Siete años atrás, el ingeniero Juan Bilezker (52) iba en su auto rumbo a Capilla del Monte y cuando pasaba frente al Uritorco vio caer una estrella fugaz. Tres años después, compró 51 hectáreas a cuatro kilómetros del cerro. “A Capilla del Monte viene toda gente cansada de la matrix. Son todas ovejas negras. No les va el sistema. Venirse a vivir acá es salir de la vida segura y del consumo”, dice Juan, hoy en la minúscula casa rodante donde vive por el momento, y desde la que dispone de una vista panorámica del cerro que él convirtió en espacio de fraternidad espiritual.
El monte fue bautizado Wallala, en referencia al mítico paraíso de la mitología nórdica, al que se llegaba trepando por el arco iris, y para abrir sus caminos entre las matas salvajes, el ingeniero contrató un estudio satelital; de los setenta lotes disponibles, treinta y ocho ya tienen dueños, que aún no construyen, y once familias van y vienen desde Buenos Aires hasta tanto terminen las viviendas; cuatro familias viven en casas terminadas.
Algunas construcciones responden a patrones clásicos y sus materiales son la madera, el adobe y la piedra del lugar, como la que se está levantando el propio Juan; otras, como la de Afro (42), una administradora de empresas porteña que fue la primera en mudarse, cumplen con los criterios más puros de la permacultura: la suya es un hexágono de paredes sólo de adobe distribuidas circularmente e iluminación con leds de 12 voltios alimentados a través de paneles de energía solar. Los baños son ecológicos y, como el agua potable es un tesoro, el ingeniero levantó un molino en el punto más alto del cerro y luego agregó una cañería que bombea el agua desde abajo.

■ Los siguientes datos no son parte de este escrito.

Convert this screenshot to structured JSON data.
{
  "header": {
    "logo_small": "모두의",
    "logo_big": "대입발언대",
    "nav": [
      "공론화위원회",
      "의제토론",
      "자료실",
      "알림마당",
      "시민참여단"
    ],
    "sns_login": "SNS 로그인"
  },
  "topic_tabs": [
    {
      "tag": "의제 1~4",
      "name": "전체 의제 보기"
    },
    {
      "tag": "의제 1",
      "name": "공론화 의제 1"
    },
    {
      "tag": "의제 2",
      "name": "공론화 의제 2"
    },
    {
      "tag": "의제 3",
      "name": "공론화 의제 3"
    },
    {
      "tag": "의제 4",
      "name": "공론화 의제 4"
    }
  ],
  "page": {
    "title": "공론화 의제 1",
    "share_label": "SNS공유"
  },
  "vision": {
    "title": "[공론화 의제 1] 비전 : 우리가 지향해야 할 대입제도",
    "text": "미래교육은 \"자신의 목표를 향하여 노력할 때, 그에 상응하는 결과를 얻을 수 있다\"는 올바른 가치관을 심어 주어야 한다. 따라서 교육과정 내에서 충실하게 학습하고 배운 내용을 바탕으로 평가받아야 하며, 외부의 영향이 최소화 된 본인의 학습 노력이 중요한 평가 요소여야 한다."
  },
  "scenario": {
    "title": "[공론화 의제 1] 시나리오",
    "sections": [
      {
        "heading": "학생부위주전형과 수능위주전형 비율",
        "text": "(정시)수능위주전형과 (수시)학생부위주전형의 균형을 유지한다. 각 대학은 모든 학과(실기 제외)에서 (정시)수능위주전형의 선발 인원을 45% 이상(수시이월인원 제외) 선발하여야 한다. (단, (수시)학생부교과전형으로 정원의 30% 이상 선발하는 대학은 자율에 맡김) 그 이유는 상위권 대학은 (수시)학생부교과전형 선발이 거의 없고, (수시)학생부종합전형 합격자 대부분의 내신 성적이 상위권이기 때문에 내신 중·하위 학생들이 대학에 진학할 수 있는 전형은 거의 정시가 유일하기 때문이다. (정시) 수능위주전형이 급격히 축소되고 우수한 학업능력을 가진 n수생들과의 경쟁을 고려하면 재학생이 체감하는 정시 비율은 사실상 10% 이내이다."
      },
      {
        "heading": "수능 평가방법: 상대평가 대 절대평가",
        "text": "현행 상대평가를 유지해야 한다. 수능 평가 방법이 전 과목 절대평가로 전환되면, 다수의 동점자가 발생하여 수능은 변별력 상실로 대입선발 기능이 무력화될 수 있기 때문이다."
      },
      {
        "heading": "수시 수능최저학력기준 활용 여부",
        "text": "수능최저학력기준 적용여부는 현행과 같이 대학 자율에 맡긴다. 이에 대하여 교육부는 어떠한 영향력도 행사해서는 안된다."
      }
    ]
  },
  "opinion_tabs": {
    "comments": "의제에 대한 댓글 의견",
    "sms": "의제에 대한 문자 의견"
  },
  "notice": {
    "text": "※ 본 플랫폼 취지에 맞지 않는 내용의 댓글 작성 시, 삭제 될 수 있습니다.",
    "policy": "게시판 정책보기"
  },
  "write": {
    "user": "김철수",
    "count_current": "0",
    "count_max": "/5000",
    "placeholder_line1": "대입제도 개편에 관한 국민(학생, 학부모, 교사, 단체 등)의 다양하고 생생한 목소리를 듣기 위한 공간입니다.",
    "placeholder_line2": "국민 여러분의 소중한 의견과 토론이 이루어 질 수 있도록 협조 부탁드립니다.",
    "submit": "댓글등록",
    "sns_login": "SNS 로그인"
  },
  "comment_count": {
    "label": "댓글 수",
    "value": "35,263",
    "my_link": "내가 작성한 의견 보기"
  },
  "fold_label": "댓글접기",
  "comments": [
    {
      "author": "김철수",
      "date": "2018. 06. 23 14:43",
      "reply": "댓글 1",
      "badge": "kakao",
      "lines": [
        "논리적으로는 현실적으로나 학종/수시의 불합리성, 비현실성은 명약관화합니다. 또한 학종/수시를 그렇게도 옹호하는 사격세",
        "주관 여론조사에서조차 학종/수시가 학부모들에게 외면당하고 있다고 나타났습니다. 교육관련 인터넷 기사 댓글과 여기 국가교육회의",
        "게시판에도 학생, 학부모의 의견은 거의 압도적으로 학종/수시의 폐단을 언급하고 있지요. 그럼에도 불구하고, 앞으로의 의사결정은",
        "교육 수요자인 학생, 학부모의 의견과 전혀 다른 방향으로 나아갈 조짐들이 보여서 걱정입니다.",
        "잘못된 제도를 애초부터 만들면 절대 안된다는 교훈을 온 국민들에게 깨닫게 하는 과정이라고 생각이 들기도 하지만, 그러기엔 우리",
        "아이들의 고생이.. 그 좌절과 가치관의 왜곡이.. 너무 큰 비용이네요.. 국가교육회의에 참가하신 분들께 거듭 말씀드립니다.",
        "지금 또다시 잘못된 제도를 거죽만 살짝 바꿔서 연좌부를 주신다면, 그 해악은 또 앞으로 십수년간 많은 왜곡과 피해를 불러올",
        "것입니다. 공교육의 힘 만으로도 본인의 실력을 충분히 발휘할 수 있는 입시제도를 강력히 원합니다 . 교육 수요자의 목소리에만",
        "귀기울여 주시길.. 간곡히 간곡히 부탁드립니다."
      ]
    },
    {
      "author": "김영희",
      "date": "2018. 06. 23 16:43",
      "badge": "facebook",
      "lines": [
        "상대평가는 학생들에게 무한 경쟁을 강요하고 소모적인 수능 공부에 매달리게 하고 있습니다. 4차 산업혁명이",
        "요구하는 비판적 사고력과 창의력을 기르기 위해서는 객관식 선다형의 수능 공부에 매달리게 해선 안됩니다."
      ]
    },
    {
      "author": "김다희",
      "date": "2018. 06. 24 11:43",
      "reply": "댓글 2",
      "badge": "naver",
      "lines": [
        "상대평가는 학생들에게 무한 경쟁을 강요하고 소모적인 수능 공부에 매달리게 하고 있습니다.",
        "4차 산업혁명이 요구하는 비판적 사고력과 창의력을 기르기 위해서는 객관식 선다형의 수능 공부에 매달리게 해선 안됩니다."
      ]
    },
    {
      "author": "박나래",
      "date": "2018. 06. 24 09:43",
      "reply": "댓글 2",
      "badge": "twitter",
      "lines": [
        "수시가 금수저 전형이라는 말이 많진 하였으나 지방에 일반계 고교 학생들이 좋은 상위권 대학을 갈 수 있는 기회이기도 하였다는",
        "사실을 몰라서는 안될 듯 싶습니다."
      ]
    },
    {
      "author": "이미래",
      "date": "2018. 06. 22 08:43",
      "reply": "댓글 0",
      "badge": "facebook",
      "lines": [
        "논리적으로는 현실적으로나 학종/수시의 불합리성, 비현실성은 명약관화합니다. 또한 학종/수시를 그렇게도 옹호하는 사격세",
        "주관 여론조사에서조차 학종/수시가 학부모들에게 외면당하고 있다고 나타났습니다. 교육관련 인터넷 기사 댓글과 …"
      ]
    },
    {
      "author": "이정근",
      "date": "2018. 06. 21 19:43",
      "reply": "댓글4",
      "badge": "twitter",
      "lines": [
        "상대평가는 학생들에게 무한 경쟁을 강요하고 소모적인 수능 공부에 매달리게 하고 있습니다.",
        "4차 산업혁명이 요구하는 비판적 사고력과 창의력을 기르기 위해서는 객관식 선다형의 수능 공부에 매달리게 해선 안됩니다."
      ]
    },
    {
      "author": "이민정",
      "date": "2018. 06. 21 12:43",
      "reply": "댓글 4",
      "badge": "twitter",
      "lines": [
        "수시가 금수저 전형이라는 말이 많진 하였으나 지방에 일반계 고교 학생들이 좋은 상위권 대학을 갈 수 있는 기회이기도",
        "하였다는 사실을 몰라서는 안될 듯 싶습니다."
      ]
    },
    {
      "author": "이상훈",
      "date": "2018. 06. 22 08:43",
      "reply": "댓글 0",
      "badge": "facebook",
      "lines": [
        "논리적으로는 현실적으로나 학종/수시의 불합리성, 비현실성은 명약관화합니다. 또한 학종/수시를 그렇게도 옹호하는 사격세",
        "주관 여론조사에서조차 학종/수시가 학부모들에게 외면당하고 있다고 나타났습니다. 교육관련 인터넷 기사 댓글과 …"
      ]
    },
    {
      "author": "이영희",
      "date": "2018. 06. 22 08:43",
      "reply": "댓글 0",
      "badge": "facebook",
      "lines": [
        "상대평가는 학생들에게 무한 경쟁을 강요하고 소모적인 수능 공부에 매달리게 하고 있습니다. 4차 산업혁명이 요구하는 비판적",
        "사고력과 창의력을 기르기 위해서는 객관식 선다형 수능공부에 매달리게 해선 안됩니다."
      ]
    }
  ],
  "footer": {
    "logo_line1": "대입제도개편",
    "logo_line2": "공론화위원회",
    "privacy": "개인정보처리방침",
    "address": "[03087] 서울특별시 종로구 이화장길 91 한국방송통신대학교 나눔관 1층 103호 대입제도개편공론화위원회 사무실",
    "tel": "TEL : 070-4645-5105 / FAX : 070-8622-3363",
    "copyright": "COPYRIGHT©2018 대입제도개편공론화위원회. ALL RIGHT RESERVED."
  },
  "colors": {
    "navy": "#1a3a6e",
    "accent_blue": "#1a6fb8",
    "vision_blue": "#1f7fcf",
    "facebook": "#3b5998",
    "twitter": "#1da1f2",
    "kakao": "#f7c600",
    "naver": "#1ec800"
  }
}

Para los dueños de este particular condominio, Wallala es una alternativa de vida. “Queridas unidades de conciencia en evolución, o sea amigos”, les dice Juan al escribirles, y sus palabras no son una pose. “Acá se respira paz, hay tiempo, mucha naturaleza y poca información de los medios. El silencio es corriente y los estados internos se viven con mucha frecuencia. Es difícil no estar presente y en gratitud. El no saber busca su lugar y comenzás más a sentir que a pensar, sin poner palabras que lo encarcelan”, agrega, y se hace difícil rehuir la mirada intensa de sus ojos claros.
“Yo tenía hecho un camino de espiritualidad de diez años”, recuerda Afro poniendo música en la laptot sin internet que tiene en su casita con dos habitaciones y un pequeño comedor-cocina, ventanas decoradas con vidrios reciclados y pisos pintados a mano. “Me había divorciado en 2001 porque la vida convencional no me llenaba, y me fui cinco meses a la India. Necesitaba buscar algo más. Empecé a leer a Osho y a hacer meditación. Viví en su ashram y en el Himalaya. Los lamas te enseñan que la vida no pasa por el trabajar sino por tratar de ser felices y tener paz interior”.
“Diez años después, un día cayó Juan en la casa de un amigo. Yo lo conocía por las meditaciones de Osho. Lo oí hablar de su idea de armar una vida comunitaria en un barrio en Córdoba y me dije: ‘Es esto’”, recuerda Afro.
Vivir con el espíritu puesto por delante, sin dogmas ni creencias, con conciencia de la tarea de “bajar el cielo a la tierra”, alienta a la gente de Wallala a ser cada día más auténtica, tal su modo de hacer, frente al Uritorco, un paraíso posible.